Other students came to supplement their classroom education. 

“I love these kinds of things that are learning experiences for me outside of the classroom,” said Kama Jones-El ’17. “This is stuff I don’t get in the classroom. I’m not an Africana Studies major or minor. I take some of the classes. Even some of the classes can’t cover everything so it’s a really cool thing to take advantage of.” 

The panelists have each recently published books on the women they discussed. Scanlon wrote about Hedgeman, Theoharis wrote about Parks and Randolf wrote about Kennedy. 

The panel opened with the professors detailing the lives of the women, each of whom had distinct legacies. 

Hedgeman was involved in civil rights efforts spanning the Jim Crow South and the 1960s. She was the only female organizer for the 1963 March on Washington, and was responsible for getting over 40,000 white people to participate in the march.

Kennedy was a black feminist who used intersectionality in activism and was involved in black and feminist protests throughout the 20th century. She was also a prominent lawyer who assisted activists like Assata Shakur and other Black Panthers.   

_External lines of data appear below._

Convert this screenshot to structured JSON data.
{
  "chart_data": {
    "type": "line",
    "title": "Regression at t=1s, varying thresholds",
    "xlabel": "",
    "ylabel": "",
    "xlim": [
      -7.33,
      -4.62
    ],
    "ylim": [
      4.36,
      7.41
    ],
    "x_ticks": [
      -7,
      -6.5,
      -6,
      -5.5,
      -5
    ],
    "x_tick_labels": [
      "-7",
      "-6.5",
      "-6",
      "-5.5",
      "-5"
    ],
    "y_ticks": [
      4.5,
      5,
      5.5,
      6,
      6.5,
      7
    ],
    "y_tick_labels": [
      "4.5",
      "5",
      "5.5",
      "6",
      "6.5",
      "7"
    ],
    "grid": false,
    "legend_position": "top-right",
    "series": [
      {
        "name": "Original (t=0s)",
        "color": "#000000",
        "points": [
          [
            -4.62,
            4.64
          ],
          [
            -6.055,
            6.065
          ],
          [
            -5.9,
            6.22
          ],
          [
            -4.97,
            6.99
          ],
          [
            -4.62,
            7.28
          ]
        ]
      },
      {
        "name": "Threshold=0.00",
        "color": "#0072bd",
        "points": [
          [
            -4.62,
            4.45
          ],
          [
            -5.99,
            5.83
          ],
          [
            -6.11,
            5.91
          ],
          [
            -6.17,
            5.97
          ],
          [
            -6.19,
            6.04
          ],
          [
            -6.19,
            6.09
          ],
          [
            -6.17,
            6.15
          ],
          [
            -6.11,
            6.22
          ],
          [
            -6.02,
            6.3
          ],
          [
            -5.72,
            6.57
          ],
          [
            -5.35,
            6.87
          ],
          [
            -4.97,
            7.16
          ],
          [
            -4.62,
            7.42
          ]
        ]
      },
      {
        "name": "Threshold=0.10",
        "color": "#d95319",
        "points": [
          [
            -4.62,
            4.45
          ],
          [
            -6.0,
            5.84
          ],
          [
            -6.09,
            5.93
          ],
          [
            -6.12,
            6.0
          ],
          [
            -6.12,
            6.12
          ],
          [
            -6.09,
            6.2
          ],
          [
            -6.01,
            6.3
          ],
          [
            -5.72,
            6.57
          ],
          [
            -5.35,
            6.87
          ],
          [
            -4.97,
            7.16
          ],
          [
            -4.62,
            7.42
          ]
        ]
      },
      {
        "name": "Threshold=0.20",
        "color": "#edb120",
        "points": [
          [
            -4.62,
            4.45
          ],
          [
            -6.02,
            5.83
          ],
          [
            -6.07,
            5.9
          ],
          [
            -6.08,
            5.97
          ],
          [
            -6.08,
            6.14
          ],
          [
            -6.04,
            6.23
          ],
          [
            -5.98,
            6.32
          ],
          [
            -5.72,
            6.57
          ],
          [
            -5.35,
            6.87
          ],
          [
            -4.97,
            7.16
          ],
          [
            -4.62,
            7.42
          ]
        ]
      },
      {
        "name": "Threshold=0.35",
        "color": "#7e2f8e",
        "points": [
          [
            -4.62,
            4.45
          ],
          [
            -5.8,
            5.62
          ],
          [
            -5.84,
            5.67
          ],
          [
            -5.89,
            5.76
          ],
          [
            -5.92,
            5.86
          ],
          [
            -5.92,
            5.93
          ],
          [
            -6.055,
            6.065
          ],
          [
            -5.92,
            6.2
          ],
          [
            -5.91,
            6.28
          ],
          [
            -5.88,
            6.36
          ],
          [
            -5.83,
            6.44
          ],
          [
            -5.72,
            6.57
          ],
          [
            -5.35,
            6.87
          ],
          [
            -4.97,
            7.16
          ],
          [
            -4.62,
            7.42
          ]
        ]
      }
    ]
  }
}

Although Rosa Parks is more widely recognized, Theoharis says that most know about only one small chunk of her much longer activist narrative. Theoharis talked about her own book, much of which centered on Parks’ life in Detroit after the Montgomery Bus Boycott of 1955-1956. 

The panel also focused on the contributions of these women to the current narrative involving issues of race and social justice movements. 

Theoharis and Scanlon said that both Parks and Hedgeman showed an incredible amount of perseverance that can also be seen in modern movements. Randolph said that Kennedy was able to seize media attention and direct the narrative in a manner similar to the current strategies of Black Lives Matter activists. 

The panel was organized by Associate Professor of Africana Studies and History and Director of the Africana Studies Program Brian Purnell, following a panel last year that celebrated the launch of Scanlon’s biography of Hedgeman. 

Purnell shared his though process in an email to the Orient.

“‘Wouldn’t it be exciting,’ I said, ‘to bring together two other historians who, along with Dean Scanlon, have contributed noteworthy biographies to this dynamic field of history?’” he wrote. 

During the question and answer portion, Justin Pearson ’17 asked the panelists how individuals can deal with the erasure of these black women’s stories, which led Scanlon to encourage the audience to become historians. 

Scanlon said that the questions that students ask today differ from those that others have asked before, which creates a fuller picture of important movements.

“It’s about the questions you ask,” Scanlon said. “Keep asking.”